Tu te sentais en forme en arrivant sur le chantier pour ta première journée. Tout de suite, le contremaître t’a entraînée vers la structure de soutien temporaire et t’a expliqué comment trier les morceaux de bois que les charpentiers jetaient au sol après les avoir taillés. Tu t’es mise à l’ouvrage sans te faire prier.

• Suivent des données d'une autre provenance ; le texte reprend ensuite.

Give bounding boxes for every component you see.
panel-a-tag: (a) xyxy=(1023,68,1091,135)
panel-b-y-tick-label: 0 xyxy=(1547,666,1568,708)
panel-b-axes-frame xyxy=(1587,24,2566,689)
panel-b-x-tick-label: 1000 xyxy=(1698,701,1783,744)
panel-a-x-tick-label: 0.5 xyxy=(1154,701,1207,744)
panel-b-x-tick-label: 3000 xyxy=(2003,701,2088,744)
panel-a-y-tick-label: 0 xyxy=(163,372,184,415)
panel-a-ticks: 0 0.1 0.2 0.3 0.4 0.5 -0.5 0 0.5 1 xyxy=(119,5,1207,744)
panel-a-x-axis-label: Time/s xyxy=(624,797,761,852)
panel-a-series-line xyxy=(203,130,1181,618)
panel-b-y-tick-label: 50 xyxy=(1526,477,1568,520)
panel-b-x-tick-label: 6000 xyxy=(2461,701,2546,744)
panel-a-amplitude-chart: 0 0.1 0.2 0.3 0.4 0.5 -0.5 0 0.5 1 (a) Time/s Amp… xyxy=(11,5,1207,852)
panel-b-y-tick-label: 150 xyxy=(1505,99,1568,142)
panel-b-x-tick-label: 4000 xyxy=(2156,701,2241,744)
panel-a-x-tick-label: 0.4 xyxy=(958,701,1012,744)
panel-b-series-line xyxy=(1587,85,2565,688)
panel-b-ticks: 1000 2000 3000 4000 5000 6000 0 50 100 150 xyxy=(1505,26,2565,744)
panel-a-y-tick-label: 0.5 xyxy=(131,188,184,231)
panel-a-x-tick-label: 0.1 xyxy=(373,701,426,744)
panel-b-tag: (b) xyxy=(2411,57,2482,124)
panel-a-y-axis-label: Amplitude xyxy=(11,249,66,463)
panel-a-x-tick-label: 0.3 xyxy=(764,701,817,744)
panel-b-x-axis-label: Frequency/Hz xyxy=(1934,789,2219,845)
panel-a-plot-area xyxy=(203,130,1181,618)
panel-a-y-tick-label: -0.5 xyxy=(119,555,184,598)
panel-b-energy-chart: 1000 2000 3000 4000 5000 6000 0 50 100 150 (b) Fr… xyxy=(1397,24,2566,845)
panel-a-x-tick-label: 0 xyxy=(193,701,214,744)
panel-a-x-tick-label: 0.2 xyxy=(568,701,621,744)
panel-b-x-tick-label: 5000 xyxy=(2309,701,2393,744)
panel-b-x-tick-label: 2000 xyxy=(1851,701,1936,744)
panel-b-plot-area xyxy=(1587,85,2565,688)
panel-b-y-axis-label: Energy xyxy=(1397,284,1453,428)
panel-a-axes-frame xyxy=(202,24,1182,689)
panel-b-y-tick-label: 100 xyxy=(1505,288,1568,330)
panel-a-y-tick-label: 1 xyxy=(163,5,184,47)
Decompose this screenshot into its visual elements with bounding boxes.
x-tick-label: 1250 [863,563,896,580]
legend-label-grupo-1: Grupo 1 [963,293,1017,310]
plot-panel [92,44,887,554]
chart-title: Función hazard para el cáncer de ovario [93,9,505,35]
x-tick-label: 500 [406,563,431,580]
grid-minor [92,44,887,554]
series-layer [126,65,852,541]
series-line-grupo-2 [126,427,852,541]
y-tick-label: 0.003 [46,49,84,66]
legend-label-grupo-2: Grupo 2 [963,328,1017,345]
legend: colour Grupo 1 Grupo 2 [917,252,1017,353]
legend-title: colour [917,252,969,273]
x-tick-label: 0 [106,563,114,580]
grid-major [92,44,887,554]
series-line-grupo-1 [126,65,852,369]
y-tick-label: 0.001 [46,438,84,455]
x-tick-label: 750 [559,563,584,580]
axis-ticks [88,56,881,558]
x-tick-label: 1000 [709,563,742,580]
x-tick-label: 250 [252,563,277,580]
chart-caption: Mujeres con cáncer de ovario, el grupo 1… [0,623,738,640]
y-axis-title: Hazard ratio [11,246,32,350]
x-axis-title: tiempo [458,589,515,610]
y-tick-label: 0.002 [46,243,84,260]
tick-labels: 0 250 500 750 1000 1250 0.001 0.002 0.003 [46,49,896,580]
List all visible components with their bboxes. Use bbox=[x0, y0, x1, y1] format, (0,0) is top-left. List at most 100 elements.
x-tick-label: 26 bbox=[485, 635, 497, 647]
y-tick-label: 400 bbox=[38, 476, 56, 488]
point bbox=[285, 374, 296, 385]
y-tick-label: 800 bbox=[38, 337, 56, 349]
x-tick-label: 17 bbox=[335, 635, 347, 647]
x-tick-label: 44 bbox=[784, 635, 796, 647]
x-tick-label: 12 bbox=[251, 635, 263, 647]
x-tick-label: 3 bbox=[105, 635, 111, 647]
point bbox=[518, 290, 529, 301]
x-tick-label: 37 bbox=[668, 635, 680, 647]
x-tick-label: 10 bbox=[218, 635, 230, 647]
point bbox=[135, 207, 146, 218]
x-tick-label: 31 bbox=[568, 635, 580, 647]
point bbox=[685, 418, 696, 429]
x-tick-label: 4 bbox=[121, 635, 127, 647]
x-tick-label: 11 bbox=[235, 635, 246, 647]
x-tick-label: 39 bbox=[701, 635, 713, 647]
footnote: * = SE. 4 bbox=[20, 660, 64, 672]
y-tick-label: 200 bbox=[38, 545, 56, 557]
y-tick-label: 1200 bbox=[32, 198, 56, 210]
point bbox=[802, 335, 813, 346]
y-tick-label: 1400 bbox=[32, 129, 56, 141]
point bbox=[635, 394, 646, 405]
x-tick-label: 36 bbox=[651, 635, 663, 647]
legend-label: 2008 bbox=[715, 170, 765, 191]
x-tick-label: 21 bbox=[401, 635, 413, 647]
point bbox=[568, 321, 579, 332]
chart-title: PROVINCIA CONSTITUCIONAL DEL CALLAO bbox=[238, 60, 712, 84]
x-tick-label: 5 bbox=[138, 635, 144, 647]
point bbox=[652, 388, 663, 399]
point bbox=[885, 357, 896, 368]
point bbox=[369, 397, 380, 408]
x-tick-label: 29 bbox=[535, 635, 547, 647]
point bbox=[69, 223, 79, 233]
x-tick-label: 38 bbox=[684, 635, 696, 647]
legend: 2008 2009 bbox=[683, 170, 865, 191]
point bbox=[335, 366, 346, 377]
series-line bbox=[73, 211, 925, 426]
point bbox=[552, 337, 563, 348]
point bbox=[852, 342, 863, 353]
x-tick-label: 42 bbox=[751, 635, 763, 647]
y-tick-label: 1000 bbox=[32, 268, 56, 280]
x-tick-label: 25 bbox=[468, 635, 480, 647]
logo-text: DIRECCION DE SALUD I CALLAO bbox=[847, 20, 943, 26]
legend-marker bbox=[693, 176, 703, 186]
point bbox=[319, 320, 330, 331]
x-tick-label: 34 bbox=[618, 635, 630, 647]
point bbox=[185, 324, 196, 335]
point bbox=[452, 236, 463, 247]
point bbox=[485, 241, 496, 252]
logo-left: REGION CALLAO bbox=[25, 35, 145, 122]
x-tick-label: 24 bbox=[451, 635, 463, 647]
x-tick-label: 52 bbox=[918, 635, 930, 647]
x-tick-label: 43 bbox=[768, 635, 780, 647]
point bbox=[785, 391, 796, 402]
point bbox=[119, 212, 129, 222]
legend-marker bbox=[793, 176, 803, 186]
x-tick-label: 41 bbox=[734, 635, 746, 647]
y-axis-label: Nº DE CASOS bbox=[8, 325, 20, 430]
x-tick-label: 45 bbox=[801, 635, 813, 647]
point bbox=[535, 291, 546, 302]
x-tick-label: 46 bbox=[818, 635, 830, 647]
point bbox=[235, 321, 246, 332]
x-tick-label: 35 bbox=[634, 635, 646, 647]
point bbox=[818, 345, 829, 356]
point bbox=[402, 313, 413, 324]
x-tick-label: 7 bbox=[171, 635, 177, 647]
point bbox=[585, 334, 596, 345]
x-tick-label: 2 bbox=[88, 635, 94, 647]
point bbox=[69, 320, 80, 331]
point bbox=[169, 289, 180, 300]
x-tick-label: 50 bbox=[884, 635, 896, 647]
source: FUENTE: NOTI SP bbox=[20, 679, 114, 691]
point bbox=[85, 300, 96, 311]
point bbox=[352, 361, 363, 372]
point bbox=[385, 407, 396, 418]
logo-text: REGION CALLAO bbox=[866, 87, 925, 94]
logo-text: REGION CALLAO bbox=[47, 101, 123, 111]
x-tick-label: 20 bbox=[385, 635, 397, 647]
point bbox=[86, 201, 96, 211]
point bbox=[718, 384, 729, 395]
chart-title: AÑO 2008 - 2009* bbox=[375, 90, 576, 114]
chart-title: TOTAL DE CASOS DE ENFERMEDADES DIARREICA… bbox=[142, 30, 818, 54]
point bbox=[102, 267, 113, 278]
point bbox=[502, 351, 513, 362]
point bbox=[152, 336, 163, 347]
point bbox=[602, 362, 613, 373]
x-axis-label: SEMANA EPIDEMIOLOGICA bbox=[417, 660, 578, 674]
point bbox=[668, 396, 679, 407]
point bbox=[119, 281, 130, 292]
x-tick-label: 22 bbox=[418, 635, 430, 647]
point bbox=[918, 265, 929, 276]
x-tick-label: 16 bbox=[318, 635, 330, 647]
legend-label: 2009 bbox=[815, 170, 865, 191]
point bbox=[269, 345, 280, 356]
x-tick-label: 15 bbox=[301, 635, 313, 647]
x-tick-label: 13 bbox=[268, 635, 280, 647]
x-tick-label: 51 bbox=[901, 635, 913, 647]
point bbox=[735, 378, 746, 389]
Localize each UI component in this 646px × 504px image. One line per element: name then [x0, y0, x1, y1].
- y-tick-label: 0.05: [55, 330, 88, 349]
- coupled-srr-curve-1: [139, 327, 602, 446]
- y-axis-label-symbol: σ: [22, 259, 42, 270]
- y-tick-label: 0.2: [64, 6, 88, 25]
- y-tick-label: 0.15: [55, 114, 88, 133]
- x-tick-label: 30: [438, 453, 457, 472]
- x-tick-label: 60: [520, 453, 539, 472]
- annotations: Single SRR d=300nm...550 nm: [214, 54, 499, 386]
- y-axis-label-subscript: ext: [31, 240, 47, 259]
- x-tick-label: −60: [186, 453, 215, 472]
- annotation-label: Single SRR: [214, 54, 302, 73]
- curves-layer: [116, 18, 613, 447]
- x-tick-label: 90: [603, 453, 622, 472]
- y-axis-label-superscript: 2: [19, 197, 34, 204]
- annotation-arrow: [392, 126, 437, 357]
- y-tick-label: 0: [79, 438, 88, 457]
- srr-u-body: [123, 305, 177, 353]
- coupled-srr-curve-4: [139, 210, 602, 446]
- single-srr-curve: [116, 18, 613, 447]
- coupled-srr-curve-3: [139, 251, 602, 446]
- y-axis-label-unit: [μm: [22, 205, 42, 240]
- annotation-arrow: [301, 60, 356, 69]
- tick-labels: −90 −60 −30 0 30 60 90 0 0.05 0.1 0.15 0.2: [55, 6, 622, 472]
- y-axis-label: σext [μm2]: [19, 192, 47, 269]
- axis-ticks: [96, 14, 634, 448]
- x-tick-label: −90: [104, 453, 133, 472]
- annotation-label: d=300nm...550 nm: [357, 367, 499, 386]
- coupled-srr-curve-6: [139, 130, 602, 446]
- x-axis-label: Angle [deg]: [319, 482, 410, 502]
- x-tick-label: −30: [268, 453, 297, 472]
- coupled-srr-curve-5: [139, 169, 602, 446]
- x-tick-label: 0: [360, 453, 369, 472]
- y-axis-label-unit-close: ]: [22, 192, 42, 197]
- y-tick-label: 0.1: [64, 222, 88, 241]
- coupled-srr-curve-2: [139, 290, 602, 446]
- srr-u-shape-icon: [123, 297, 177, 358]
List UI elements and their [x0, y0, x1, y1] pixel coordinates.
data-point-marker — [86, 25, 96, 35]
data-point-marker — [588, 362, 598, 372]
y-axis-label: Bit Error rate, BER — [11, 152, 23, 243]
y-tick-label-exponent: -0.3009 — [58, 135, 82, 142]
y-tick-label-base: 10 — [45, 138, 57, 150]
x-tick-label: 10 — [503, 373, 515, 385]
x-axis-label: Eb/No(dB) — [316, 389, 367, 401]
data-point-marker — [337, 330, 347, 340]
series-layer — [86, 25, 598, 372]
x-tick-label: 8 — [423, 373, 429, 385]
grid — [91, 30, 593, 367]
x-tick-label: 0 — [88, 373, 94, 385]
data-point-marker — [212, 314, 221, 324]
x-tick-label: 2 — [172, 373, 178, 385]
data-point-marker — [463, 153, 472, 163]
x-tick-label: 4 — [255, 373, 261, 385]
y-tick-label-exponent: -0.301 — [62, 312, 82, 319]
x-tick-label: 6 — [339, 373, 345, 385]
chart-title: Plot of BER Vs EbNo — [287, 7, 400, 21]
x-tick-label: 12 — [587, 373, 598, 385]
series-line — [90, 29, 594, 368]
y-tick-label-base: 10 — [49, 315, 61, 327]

Au bout de quelques heures à peine, tu as dû te rendre à l’évidence. Tu détestais te plaindre, encore plus t’avouer vaincue, mais le fait est que tu te sentais misérable. Tu t’appliquais dans ta tâche, tout le monde était gentil avec toi, mais tu avais froid. Ce sont tes pieds d’abord qui avaient gelé, et maintenant tout ton corps était frigorifié. Tu t’étais bien habillée pourtant, et tu croyais que tes chaussettes de laine et tes bottes imperméables feraient l’affaire. Jamais de ta vie tu n’avais eu si froid. Le chantier était à l’ombre, enclavé dans une légère dépression au milieu des grands arbres, on aurait dit un microclimat. Ce n’était pas un froid comme celui que tu connaissais et que tu aimais, le froid hivernal qui amène une neige toute fine et un vent glacial. Le thermomètre ici ne descendait même pas sous zéro. C’était un froid de la côte, un froid humide et oppressant qui s’infiltrait jusque dans tes os. Vous en étiez à poser les fondations, tu travaillais debout, les deux pieds dans un trou de boue glacée. Il n’y avait rien à faire, tu sentais ton corps se crisper de plus en plus, bientôt tu ne bougeais presque plus, tu restais plantée comme un piquet à fixer la route, cinq cent mètres devant toi. Tu savais que, là, le sol était sec et le soleil était chaud. Tu fixais la route sans pouvoir bouger, en priant pour que le contremaître annonce la pause. Tu savais bien qu’il aurait fallu te remettre au travail, que tu ne faisais pas ce pour quoi tu étais payée, mais ton corps gelé refusait de bouger.

L’arrêt du midi a fini par arriver. Tu ne sentais plus ni tes doigts ni tes orteils, tu as eu besoin de toute ta volonté pour marcher jusqu’à la route et t’asseoir sur le capot de ta voiture. Tu faisais des efforts pour ne pas trop claquer des dents, pour ne pas laisser voir aux autres travailleurs que tu étais si peu résistante. Tout de même, il fallait bien que tu arrives à te réchauffer avant de devoir retourner dans le trou de boue. Tu as enlevé tes bottes pour essayer de frotter tes pieds congelés. Un des travailleurs s’est approché avec un air nonchalant, les mains dans les poches. Il t’a regardée faire, il a eu un petit rire amusé et indulgent en pointant tes bottes par terre. Il te fallait une paire de bottes dignes de ce nom, c’était insensé de passer la journée sur le chantier et de porter des chaussures à peine bonnes pour se promener en ville. Ce qu’il te fallait, c’était les grosses bottes de travail à semelles épaisses et renforts en acier doublées de feutre, celles qu’on vendait à la coopérative du village.